Au milieu des années 90, le slasher movie est un genre moribond, épuisé par des sagas à rallonge et qui peinent à convaincre encore le public. Les tueurs sanguinaires et invincibles, friands de jeunes ados insupportables n'ont plus la cote. Arrive alors le scénariste Kevin Williamson qui, sous la coupe des frères Weinstein, va entreprendre d’écrire une histoire novatrice, dosage subtil de peur et de second degré. Placé entre les mains de celui qui a donné ses lettres de noblesse au genre, le mythique et regretté Wes Craven, le script de Williamson devient Scream, œuvre culte si il en est.
Car Scream ne se contente pas de bousculer un cinéma d’horreur poussiéreux, mais va également en réécrire la plupart des mécaniques. Délaissant les colosses immortels (Halloween, Friday The 13th) et autres croque-mitaines (A Nightmare On Elm Street), le film replace l’horreur dans un cadre beaucoup plus réaliste et épuré : une petite bourgade tranquille, son lycée, une bande d’amis aux caractères bien trempés et soudain un meurtre brutal, cruel, choquant. S’ensuit l’habituelle déferlante des médias, vautours assoiffés de sang que Wes Craven se paye sans aucune pitié et qui vont grandir la paranoïa ambiante. C’est le début de l’horreur, une horreur qui n’a jamais paru si palpable.
La peur, Wes Craven la personnifie en Ghostface, tueur mythique, dont l’allure spectrale et la lame acéré en a traumatisé plus d’un. N’étant rien de plus qu’un costume noir et un masque blanc (choisi car ressemblant au Cri d’Edvard Munch), Ghostface devient pourtant un personnage à part entière, possédant sa propre voix, sa propre personnalité. La saga amènera d’ailleurs diverses itérations du personnage, la plus intéressante se trouvant paradoxalement dans le moins bon opus de la saga, Scream 3 : Ghostface possède un synthétiseur vocal plus poussé, lui permettant d’imiter les voix des autres personnages. Le tueur devient alors une menace universelle, symbole de la violence réprimée mais inhérente à chaque être humain.
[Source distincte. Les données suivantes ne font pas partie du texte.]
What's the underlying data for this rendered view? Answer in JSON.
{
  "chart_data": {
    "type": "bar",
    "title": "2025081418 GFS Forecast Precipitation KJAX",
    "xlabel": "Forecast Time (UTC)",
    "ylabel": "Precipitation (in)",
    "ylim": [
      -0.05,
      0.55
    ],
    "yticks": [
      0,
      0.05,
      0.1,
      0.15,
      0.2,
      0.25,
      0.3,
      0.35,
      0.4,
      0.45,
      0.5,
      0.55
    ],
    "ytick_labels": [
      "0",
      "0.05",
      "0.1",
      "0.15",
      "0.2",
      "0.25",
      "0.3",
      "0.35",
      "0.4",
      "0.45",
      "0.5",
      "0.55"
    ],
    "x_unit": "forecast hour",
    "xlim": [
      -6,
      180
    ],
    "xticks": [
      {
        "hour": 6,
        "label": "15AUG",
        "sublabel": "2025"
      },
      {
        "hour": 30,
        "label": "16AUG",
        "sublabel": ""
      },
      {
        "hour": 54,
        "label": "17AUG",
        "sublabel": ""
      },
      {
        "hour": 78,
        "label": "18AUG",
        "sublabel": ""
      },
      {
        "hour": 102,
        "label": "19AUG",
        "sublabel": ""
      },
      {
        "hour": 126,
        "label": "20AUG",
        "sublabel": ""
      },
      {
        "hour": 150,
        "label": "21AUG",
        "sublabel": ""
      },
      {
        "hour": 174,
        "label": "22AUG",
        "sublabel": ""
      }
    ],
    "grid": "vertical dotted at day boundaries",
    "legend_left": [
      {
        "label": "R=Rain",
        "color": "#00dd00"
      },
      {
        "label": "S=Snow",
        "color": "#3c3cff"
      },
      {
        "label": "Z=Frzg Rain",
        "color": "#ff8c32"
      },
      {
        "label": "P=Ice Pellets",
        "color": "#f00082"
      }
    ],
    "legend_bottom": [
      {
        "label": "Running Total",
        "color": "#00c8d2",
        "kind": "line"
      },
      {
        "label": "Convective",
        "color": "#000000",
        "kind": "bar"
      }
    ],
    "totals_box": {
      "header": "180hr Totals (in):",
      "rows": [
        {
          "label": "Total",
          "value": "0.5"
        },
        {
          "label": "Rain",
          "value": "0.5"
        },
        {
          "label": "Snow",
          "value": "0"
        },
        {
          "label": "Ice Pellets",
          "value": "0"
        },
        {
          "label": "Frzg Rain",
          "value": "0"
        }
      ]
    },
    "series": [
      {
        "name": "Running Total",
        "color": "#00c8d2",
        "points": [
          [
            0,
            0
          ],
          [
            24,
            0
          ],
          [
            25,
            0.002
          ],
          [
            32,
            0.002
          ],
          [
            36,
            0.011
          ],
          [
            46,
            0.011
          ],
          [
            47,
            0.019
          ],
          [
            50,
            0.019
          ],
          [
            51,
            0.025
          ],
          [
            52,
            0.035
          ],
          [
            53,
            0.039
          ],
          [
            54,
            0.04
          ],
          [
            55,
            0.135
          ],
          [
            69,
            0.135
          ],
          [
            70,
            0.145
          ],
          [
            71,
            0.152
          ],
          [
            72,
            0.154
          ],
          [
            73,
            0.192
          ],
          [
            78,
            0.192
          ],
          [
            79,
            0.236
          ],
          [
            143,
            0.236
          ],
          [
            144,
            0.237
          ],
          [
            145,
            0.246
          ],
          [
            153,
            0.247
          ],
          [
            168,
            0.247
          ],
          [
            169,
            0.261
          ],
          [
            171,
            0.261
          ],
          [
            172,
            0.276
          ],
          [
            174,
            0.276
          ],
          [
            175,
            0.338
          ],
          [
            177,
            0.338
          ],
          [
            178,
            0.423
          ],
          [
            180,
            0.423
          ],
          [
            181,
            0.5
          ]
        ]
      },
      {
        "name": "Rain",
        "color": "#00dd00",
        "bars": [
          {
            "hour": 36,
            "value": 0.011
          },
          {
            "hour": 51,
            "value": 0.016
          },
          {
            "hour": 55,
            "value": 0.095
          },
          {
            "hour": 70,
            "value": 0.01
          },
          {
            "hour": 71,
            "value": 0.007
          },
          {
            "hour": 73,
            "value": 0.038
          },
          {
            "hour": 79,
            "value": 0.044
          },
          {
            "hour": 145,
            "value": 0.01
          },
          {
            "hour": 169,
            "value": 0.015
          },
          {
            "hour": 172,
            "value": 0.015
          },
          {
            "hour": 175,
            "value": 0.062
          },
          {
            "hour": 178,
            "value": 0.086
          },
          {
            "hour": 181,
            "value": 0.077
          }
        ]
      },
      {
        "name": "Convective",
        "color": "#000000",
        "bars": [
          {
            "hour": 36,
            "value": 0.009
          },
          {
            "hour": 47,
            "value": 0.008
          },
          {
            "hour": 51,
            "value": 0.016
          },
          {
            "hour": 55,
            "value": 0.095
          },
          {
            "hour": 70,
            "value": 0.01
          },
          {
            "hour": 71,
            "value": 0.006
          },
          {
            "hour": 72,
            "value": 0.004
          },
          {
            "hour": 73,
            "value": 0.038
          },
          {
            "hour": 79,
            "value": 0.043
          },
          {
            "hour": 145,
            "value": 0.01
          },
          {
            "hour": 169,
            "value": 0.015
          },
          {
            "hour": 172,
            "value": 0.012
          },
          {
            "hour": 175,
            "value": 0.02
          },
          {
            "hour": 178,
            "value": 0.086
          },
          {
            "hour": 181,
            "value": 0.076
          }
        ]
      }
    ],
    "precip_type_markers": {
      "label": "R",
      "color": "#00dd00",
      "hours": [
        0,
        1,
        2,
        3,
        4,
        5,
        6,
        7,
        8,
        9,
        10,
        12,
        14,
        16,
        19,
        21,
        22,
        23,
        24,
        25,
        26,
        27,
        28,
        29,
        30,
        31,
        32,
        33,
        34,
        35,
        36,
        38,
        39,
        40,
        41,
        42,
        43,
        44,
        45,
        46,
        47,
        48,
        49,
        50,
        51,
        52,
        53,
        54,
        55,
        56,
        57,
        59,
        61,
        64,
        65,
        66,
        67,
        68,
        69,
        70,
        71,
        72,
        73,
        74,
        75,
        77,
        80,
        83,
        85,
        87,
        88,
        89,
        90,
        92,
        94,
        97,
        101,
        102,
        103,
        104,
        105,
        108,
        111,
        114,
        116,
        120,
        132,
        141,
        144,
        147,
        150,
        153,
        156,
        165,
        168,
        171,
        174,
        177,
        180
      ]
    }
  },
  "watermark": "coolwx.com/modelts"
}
Difficile de parler de Scream sans évoquer sa mise en scène : Wes Craven utilise tout son savoir-faire pour créer une tension souvent extrême, rendant chaque apparition de Ghostface plus angoissante que la précédente. Seul bémol, le climax du film, en deçà des autres moments de tension. La palme revient bien sûr à la célèbre ouverture, où la pauvre Casey (Drew Barrymore) fait les frais de la lame du tueur. Le resserrement progressif du cadre, l’accélération des mouvements de caméra et le ralenti final, qui « sublime » les derniers instants de vie de Casey font de cette séquence un bijou de cinéma.
Mais là où Scream touche au génie, c’est dans sa façon de créer une distance entre lui-même et le spectateur : la plupart des personnages (et tout particulièrement Randy) font sans cesse référence à des films préexistants ou bien exposent clairement les mécaniques d’un film d’horreur : Scream s’analyse lui-même, déchiffrant les codes qui constituent sa nature pour mieux les dynamiter par la suite. En ressort une ironie quasi-permanente, teintée de quelques autoréférences sympathiques (le personnage de Casey crache sans vergogne sur les suites de A Nightmare On Elm Street) et bien sûr une vraie leçon de cinéma.
Scream ne constitue pas seulement un changement de cap dans l’histoire du film d’horreur, c’est aussi une pierre angulaire du 7ème Art dans son ensemble. Avec ce film, Wes Craven signe sans aucun doute son chef d’œuvre, que lui-même ne parviendra plus à égaler.